The lack of input from teachers, and the lack of classroom teaching experience on the district administrative level creates a barrier for the new initiatives. They are often implemented but never followed through, or they don’t work out because of  the ever-changing school environment.

Another concern teachers have with new district policies is how long the creators of these policies have been out of the classroom. That lack of recent classroom experience, according to teacher critics, sets up many new initiatives for failure.

Many district employees may forget who they once were – teachers –  creating a lack of understanding of their position and point of view,” Lucia said. “I believe some teachers feel as though they do not have a voice in the many significant changes, and as a result have communicated they feel treated unfairly.”

The whole purpose of these initiatives and policies is to improve the lives of not only students, but also teachers.

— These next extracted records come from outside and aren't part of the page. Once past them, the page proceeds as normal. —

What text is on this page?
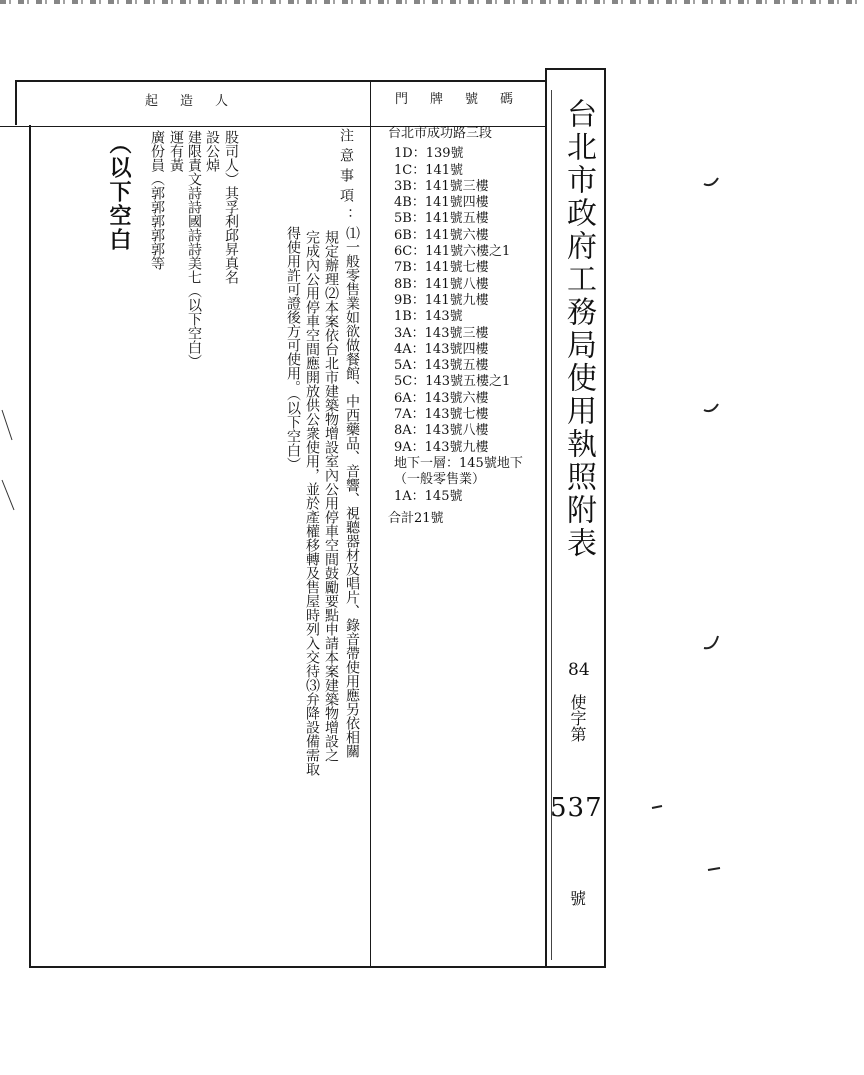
起造人	門牌號碼 台北市政府工務局使用執照附表
84
使字第
537
號
台北市成功路三段
1D：139號
1C：141號
3B：141號三樓
4B：141號四樓
5B：141號五樓
6B：141號六樓
6C：141號六樓之1
7B：141號七樓
8B：141號八樓
9B：141號九樓
1B：143號
3A：143號三樓
4A：143號四樓
5A：143號五樓
5C：143號五樓之1
6A：143號六樓
7A：143號七樓
8A：143號八樓
9A：143號九樓
地下一層：145號地下
（一般零售業）
1A：145號
合計21號
注意事項：
⑴一般零售業如欲做餐館、中西藥品、音響、視聽器材及唱片、錄音帶使用應另依相關
規定辦理⑵本案依台北市建築物增設室內公用停車空間鼓勵要點申請本案建築物增設之
完成內公用停車空間應開放供公衆使用，並於產權移轉及售屋時列入交待⑶弁降設備需取
得使用許可證後方可使用。（以下空白）
股司人）其孚利邱昇真名
設公焯
建限責文詩詩國詩詩美七（以下空白）
運有黃
廣份員（郭郭郭郭郭等
（以下空白
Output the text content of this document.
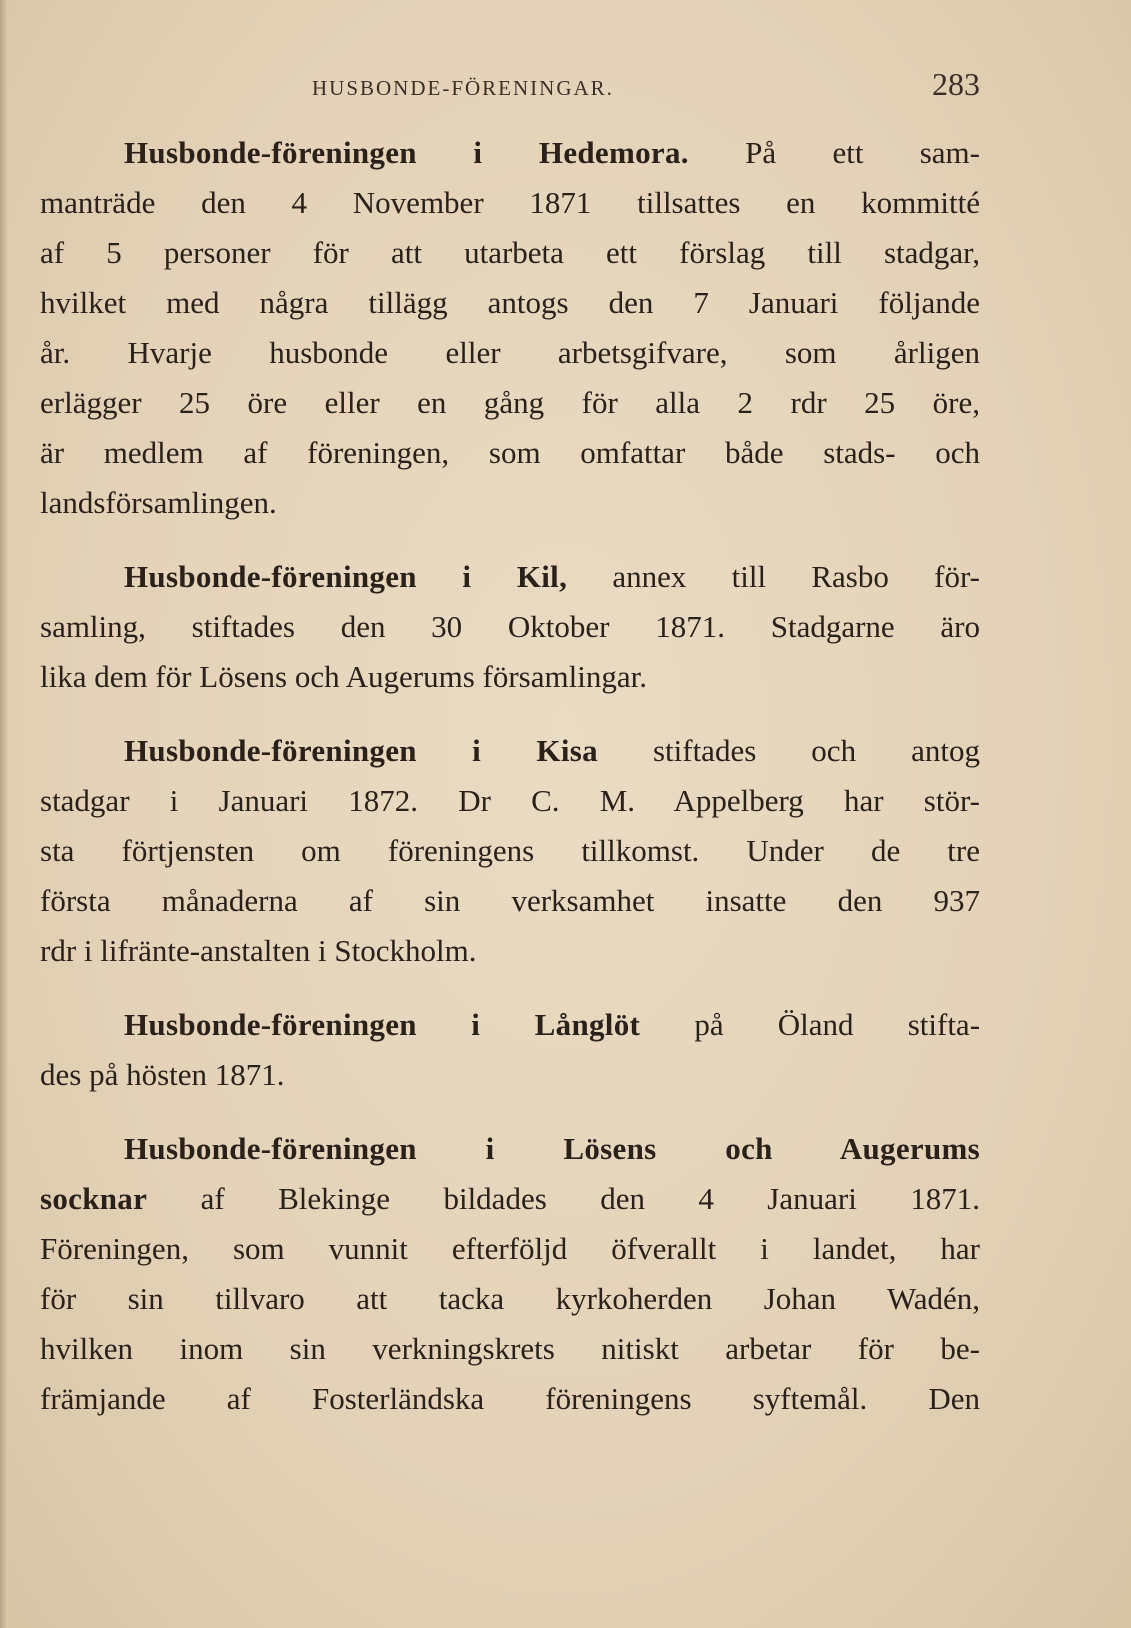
HUSBONDE-FÖRENINGAR.	283
Husbonde-föreningen i Hedemora. På ett sam-
manträde den 4 November 1871 tillsattes en kommitté
af 5 personer för att utarbeta ett förslag till stadgar,
hvilket med några tillägg antogs den 7 Januari följande
år. Hvarje husbonde eller arbetsgifvare, som årligen
erlägger 25 öre eller en gång för alla 2 rdr 25 öre,
är medlem af föreningen, som omfattar både stads- och
landsförsamlingen.
Husbonde-föreningen i Kil, annex till Rasbo för-
samling, stiftades den 30 Oktober 1871. Stadgarne äro
lika dem för Lösens och Augerums församlingar.
Husbonde-föreningen i Kisa stiftades och antog
stadgar i Januari 1872. Dr C. M. Appelberg har stör-
sta förtjensten om föreningens tillkomst. Under de tre
första månaderna af sin verksamhet insatte den 937
rdr i lifränte-anstalten i Stockholm.
Husbonde-föreningen i Långlöt på Öland stifta-
des på hösten 1871.
Husbonde-föreningen i Lösens och Augerums
socknar af Blekinge bildades den 4 Januari 1871.
Föreningen, som vunnit efterföljd öfverallt i landet, har
för sin tillvaro att tacka kyrkoherden Johan Wadén,
hvilken inom sin verkningskrets nitiskt arbetar för be-
främjande af Fosterländska föreningens syftemål. Den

And while there is frustration with their implementation, teachers are still rooting for their success. 

“I just think (the initiatives would be successful) if they would actually have their initiatives be vetted through a large group of teachers,” Westberg said. ”Not just teachers that say yes to everything, but teachers that will question and teachers that will give them some understanding of what it looks like.”

The dissatisfaction between the district can be felt on many levels, and it affects students at all the district’s schools.

“I believe the relationship between the district and teachers significantly (affects) students, because where communication is lacking, results are inadequate,” Lucia said.

This district-teacher tension is something that can be fixed, and better communication would go a long way toward improving things.

“Some good contract language would help,” Coleman said. “Showing some genuine concern for the faculty and staff would be delightful.”

And delighted teachers would be better for students.

 “Teachers create the curriculum, work directly with students, and are instrumental in their growth and success every day,” Lucia said. “Their voices deserve to be heard.”